Engineering the public sector

For Frank Chen CPEng, engineering in the public sector has helped him make a meaningful difference to the lives of the people around him.

Frank Chen CPEng, Project Manager at New Bridgewater Bridge Project, has been around engineering his entire life — he’s even the son of two engineers. So perhaps it was no surprise that he would end up heading up a city council’s infrastructure department by the age of 31. “That was a really young age,” he told create. “You deal with a lot of people with years’ of experience ahead of you.”

When it came to making sure that the people around him knew he was capable of handling the job, it helped that he was a Chartered engineer. “Pursuing Chartered status probably gave me the confidence to be recognised as a competent engineer in this professional field. — that I know I’m at least equivalent to those people I’m dealing with day-to-day, both internally and externally,” Chen says.

“You have other engineers within the organisation, and externally we deal with consultants that work for council.

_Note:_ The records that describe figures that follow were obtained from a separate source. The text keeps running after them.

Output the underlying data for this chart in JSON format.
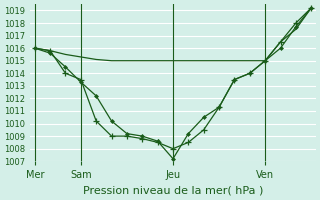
{
  "title": "Pression niveau de la mer( hPa )",
  "background_color": "#d4efe8",
  "grid_color": "#ffffff",
  "line_color": "#1a5c1a",
  "ylim": [
    1007,
    1019.5
  ],
  "yticks": [
    1007,
    1008,
    1009,
    1010,
    1011,
    1012,
    1013,
    1014,
    1015,
    1016,
    1017,
    1018,
    1019
  ],
  "day_labels": [
    "Mer",
    "Sam",
    "Jeu",
    "Ven"
  ],
  "day_positions": [
    0,
    3,
    9,
    15
  ],
  "series1_x": [
    0,
    1,
    2,
    3,
    4,
    5,
    6,
    7,
    8,
    9,
    10,
    11,
    12,
    13,
    14,
    15,
    16,
    17,
    18
  ],
  "series1_y": [
    1016.0,
    1015.8,
    1015.5,
    1015.3,
    1015.1,
    1015.0,
    1015.0,
    1015.0,
    1015.0,
    1015.0,
    1015.0,
    1015.0,
    1015.0,
    1015.0,
    1015.0,
    1015.0,
    1016.5,
    1017.5,
    1019.2
  ],
  "series2_x": [
    0,
    1,
    2,
    3,
    4,
    5,
    6,
    7,
    8,
    9,
    10,
    11,
    12,
    13,
    14,
    15,
    16,
    17,
    18
  ],
  "series2_y": [
    1016.0,
    1015.8,
    1014.0,
    1013.5,
    1010.2,
    1009.0,
    1009.0,
    1008.8,
    1008.5,
    1008.0,
    1008.5,
    1009.5,
    1011.3,
    1013.5,
    1014.0,
    1015.0,
    1016.5,
    1018.0,
    1019.2
  ],
  "series3_x": [
    0,
    1,
    2,
    3,
    4,
    5,
    6,
    7,
    8,
    9,
    10,
    11,
    12,
    13,
    14,
    15,
    16,
    17,
    18
  ],
  "series3_y": [
    1016.0,
    1015.6,
    1014.5,
    1013.3,
    1012.2,
    1010.2,
    1009.2,
    1009.0,
    1008.6,
    1007.2,
    1009.2,
    1010.5,
    1011.3,
    1013.5,
    1014.0,
    1015.0,
    1016.0,
    1017.7,
    1019.2
  ]
}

And also we deal with consultants working for developers,and sometimes they could be quite pushy.”

Today, Chen is overseeing even bigger projects. He is now the Project Manager in charge of delivering the new Bridgewater Bridge, the largest transport project in Tasmania’s history.

“My role is more focused on managing the contract and administration, and also the engineering side,” he explains. “I will not be the technical expert in this instance … I have a general understanding of what the design constructions are, but I also rely on the technical expert or the subject expert to inform us when there’s a decision that needs to be made.”

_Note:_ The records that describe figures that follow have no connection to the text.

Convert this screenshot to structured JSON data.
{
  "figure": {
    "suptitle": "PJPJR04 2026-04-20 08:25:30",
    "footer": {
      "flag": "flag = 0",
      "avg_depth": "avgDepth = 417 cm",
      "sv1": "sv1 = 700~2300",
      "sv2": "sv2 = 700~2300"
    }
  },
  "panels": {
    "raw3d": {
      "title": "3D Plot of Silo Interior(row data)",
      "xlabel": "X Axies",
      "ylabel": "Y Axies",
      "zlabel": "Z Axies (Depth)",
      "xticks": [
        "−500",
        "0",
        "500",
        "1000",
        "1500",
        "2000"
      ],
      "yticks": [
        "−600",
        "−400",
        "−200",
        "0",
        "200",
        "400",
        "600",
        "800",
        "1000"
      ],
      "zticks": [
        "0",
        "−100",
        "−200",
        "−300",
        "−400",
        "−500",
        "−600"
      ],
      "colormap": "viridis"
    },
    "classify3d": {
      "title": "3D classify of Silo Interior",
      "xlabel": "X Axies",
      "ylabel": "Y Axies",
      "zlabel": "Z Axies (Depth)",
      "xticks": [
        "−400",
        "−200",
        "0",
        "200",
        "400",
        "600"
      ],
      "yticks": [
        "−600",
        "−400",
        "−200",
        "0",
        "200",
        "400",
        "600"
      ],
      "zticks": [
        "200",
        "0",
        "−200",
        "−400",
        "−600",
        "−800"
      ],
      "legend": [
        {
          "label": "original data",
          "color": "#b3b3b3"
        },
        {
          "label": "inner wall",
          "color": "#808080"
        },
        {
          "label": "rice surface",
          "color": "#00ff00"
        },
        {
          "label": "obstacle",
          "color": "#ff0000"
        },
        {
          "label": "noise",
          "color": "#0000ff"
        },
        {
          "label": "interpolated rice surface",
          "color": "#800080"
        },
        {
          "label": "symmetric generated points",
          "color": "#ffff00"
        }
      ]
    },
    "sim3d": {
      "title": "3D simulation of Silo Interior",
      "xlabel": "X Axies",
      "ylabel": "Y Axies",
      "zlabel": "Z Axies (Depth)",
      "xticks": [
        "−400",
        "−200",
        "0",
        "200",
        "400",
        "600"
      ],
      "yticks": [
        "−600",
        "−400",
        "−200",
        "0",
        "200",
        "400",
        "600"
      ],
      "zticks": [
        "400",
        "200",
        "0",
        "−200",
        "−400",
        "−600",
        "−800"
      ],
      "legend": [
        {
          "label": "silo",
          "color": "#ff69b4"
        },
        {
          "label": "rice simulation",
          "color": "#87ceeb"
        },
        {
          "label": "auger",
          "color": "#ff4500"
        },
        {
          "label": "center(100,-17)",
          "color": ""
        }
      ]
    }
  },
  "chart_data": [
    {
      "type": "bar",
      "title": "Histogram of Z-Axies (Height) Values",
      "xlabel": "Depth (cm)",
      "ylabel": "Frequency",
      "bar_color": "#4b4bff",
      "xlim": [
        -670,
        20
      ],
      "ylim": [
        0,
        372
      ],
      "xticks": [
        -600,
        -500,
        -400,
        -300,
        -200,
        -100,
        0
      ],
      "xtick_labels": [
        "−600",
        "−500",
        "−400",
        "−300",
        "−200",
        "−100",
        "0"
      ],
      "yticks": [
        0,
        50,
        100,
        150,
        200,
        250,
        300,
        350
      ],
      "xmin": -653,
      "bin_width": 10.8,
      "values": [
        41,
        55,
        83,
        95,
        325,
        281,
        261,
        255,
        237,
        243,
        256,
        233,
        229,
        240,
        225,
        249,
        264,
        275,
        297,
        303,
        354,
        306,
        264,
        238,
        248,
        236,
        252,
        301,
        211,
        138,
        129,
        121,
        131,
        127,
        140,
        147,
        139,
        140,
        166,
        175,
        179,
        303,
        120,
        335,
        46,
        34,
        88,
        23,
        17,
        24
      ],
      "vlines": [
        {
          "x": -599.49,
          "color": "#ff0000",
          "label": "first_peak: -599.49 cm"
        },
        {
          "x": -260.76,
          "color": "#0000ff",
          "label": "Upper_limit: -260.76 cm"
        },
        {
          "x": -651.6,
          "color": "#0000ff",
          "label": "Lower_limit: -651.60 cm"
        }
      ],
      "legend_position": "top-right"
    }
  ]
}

“You see every day what you do actually affects the life of individuals of the community … There's projects I’ve had before — drainage projects, road projects — that have changed people's day-to-day life.”
Frank Chen CPEng

But be it a state-level project or work for local government, he values the chance to contribute to the community around him. “I’m proud of what I’m doing, and that’s the way the job I do day-to-day make people’s lives different,” he says. “At the state level, its more working on highway jobs, for which you get a wider group … and a wider social, economic and environment benefit.” 

It means he’s operating on a larger scale than in previous roles, but the satisfaction of having a meaningful impact to people’s lives is the same.

“That’s probably one of the benefits in working local government, or working in the public sector,” he says. “You see every day what you do actually affects the life of individuals of the community, and I feel I’m making a difference for the community. So there’s projects I’ve had before — drainage projects, road projects — that have changed people’s day-to-day life.”